Nuclearity and the healthy "Green Glow", The Simpsons
Redefining
Nuclearity: “Clean
energy,” energy security, and a new visual script
Anyone interested in the topic also knows well that lately there’s been a
visible attempt to refresh the public “look” of nuclear energy globally, and especially
in Europe. In European Union communication, nuclear increasingly appears inside
climate and energy-security language, low-carbon electricity, “reliable”
supply, strategic autonomy, long-term planning.

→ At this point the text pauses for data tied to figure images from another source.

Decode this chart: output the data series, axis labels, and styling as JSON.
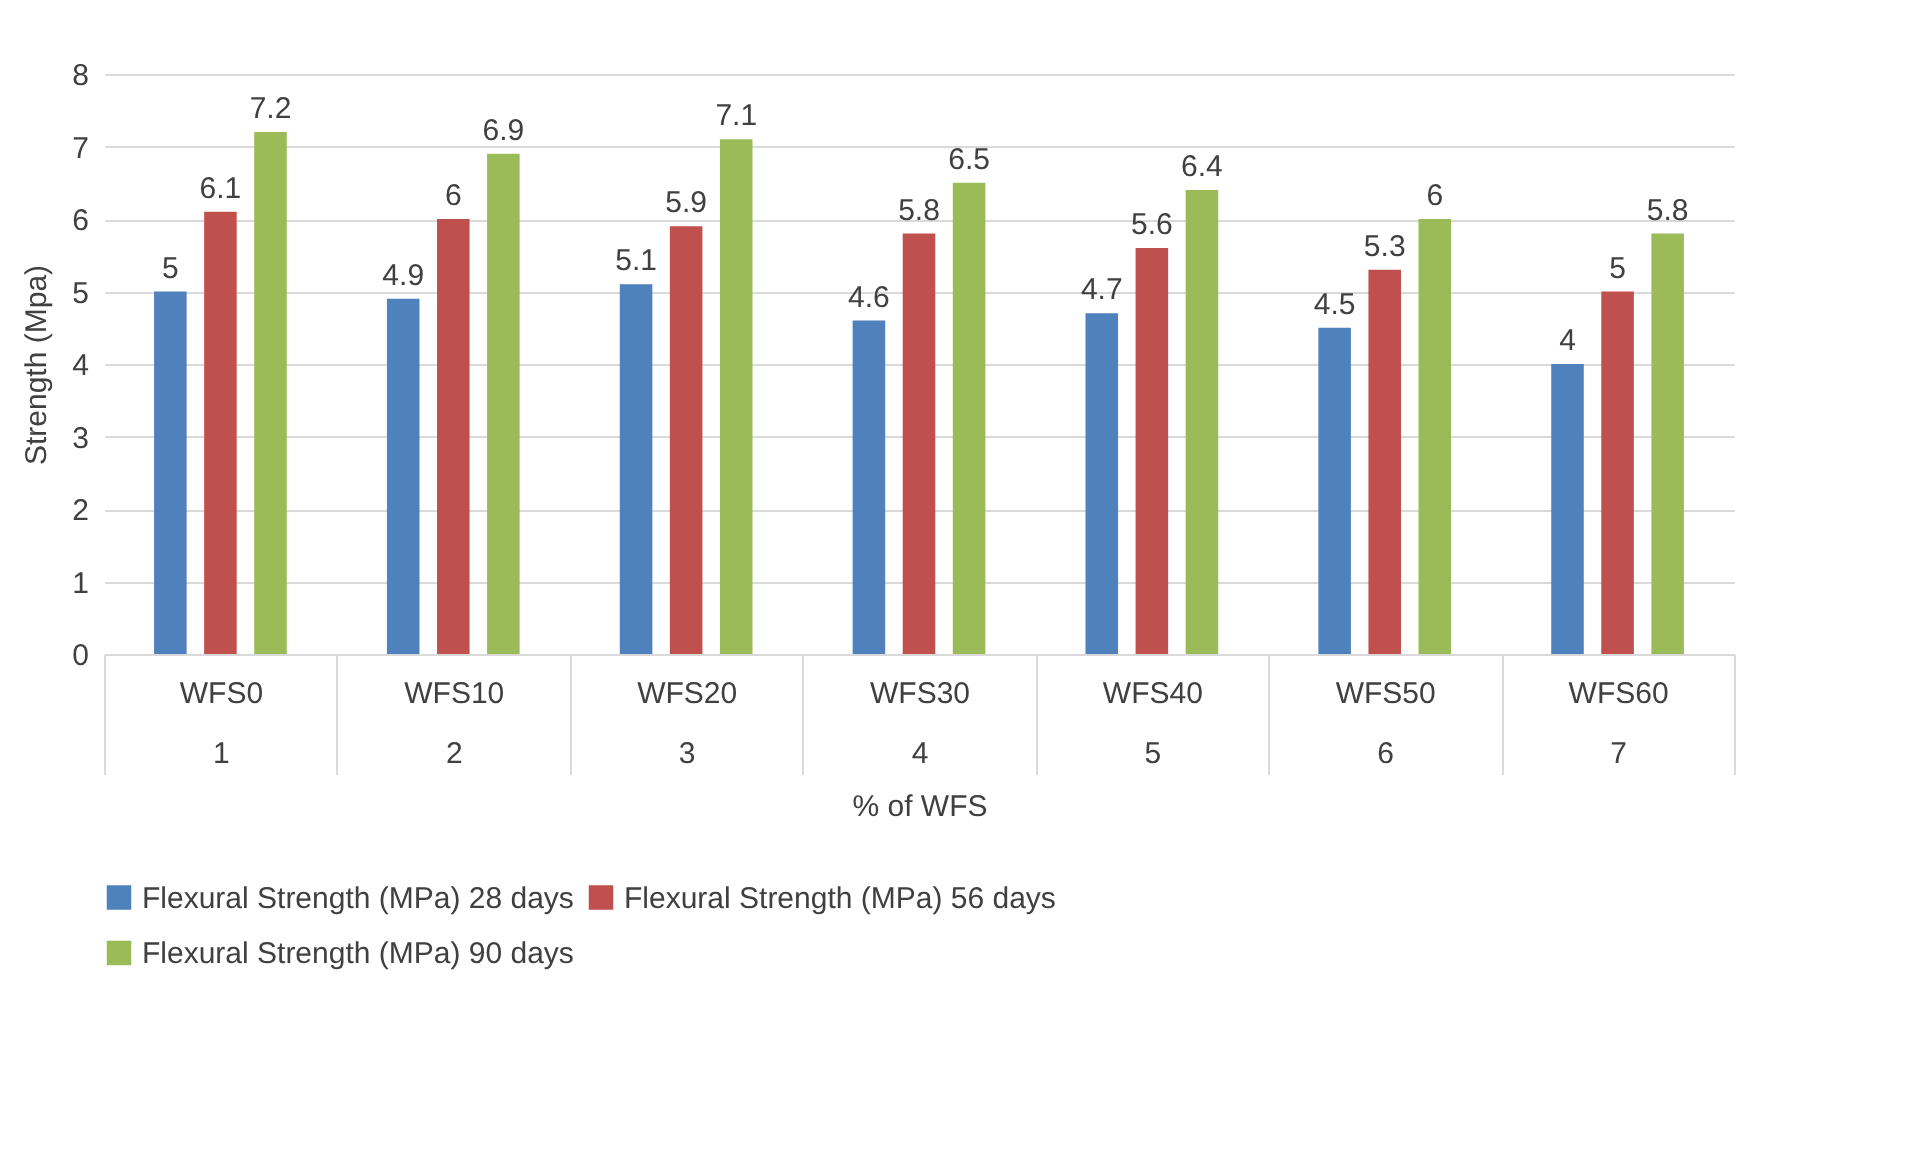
{
  "chart_data": {
    "type": "bar",
    "xlabel": "% of WFS",
    "ylabel": "Strength (Mpa)",
    "categories": [
      "WFS0\n1",
      "WFS10\n2",
      "WFS20\n3",
      "WFS30\n4",
      "WFS40\n5",
      "WFS50\n6",
      "WFS60\n7"
    ],
    "series": [
      {
        "name": "Flexural Strength (MPa) 28 days",
        "color": "#4f81bd",
        "values": [
          5,
          4.9,
          5.1,
          4.6,
          4.7,
          4.5,
          4
        ]
      },
      {
        "name": "Flexural Strength (MPa) 56 days",
        "color": "#c0504d",
        "values": [
          6.1,
          6,
          5.9,
          5.8,
          5.6,
          5.3,
          5
        ]
      },
      {
        "name": "Flexural Strength (MPa) 90 days",
        "color": "#9bbb59",
        "values": [
          7.2,
          6.9,
          7.1,
          6.5,
          6.4,
          6,
          5.8
        ]
      }
    ],
    "ylim": [
      0,
      8
    ],
    "yticks": [
      0,
      1,
      2,
      3,
      4,
      5,
      6,
      7,
      8
    ],
    "grid": "y",
    "legend": "bottom",
    "data_labels": true
  }
}
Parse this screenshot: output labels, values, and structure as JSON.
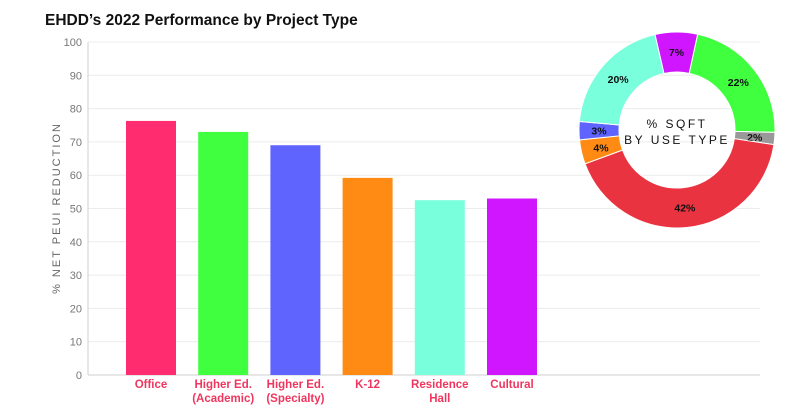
{
  "chart_data": [
    {
      "type": "bar",
      "title": "EHDD’s 2022 Performance by Project Type",
      "ylabel": "% NET PEUI REDUCTION",
      "xlabel": "",
      "ylim": [
        0,
        100
      ],
      "yticks": [
        0,
        10,
        20,
        30,
        40,
        50,
        60,
        70,
        80,
        90,
        100
      ],
      "grid": true,
      "categories": [
        [
          "Office"
        ],
        [
          "Higher Ed.",
          "(Academic)"
        ],
        [
          "Higher Ed.",
          "(Specialty)"
        ],
        [
          "K-12"
        ],
        [
          "Residence",
          "Hall"
        ],
        [
          "Cultural"
        ]
      ],
      "values": [
        76.3,
        73,
        69,
        59.2,
        52.5,
        53
      ],
      "colors": [
        "#ff2d6f",
        "#3fff3f",
        "#5f64ff",
        "#ff8a14",
        "#7affdd",
        "#d016ff"
      ],
      "label_color": "#f0365f"
    },
    {
      "type": "pie",
      "center_label": [
        "% SQFT",
        "BY USE TYPE"
      ],
      "slices": [
        {
          "value": 7,
          "label": "7%",
          "color": "#d016ff"
        },
        {
          "value": 22,
          "label": "22%",
          "color": "#3fff3f"
        },
        {
          "value": 2,
          "label": "2%",
          "color": "#999999"
        },
        {
          "value": 42,
          "label": "42%",
          "color": "#ea3340"
        },
        {
          "value": 4,
          "label": "4%",
          "color": "#ff8a14"
        },
        {
          "value": 3,
          "label": "3%",
          "color": "#5f64ff"
        },
        {
          "value": 20,
          "label": "20%",
          "color": "#7affdd"
        }
      ]
    }
  ]
}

After Russia’s full-scale invasion of Ukraine in 2022, the story visibly thickened with “energy security” and “ending dependence on Russian fossil fuels” , which is basically the political mood of European Union’s REPowerEU. In that context, nuclear starts getting narrated more insistently as a climate-relevant, security-relevant technology including through finance language: the Commission’s Complementary Climate Delegated Act (taxonomy) included certain nuclear activities under conditions, applying from 1 January 2023.
On the global image-making side, International Atomic
Energy Agency was
openly investing in this reputational/visual shift. Their “Nuclear Reimagined”
art contest (2022) explicitly asked artists to generate new images of nuclear
power in a climate context, and their later Nuclear Pop! contest (with
winners showcased again in 2025) pushes a similar direction: moving away from
the familiar toxic-glow aesthetic and toward “clean, reliable, future-facing”
imaginaries.
I am
finishing this blogpost with the image of the second winner of this competition
and its description:
"Science
Fiction" is a digital drawing made with Procreate in the form of a comic
strip. It uses the similar sounds of the words "Fusion",
"Fission" and "Fiction" as a pun. The first two words
represent the two main categories of nuclear reactors, and the third refers to
some environmental activists who advocate for the closure of nuclear power
plants, while also defending the need to lower carbon dioxide emissions. What
they do not expect (or at least they didn't some years ago) is that energy
demand would be compensated with fossil fuel power plants. Therefore, the
statement "Net Zero does not need nuclear" can be considered fiction,
at least within the present energy-production panorama."
References:
Hecht, G.
(2012). Being nuclear: Africans and the global uranium trade. MIT Press.
Morimoto,
R. (2023). Nuclear ghost: Atomic livelihoods in Fukushima’s gray zone.
University of California Press.
Škarnulytė,
E. (Director). (2022). Burial (Kapinynas) [Film]. Lithuania/Norway.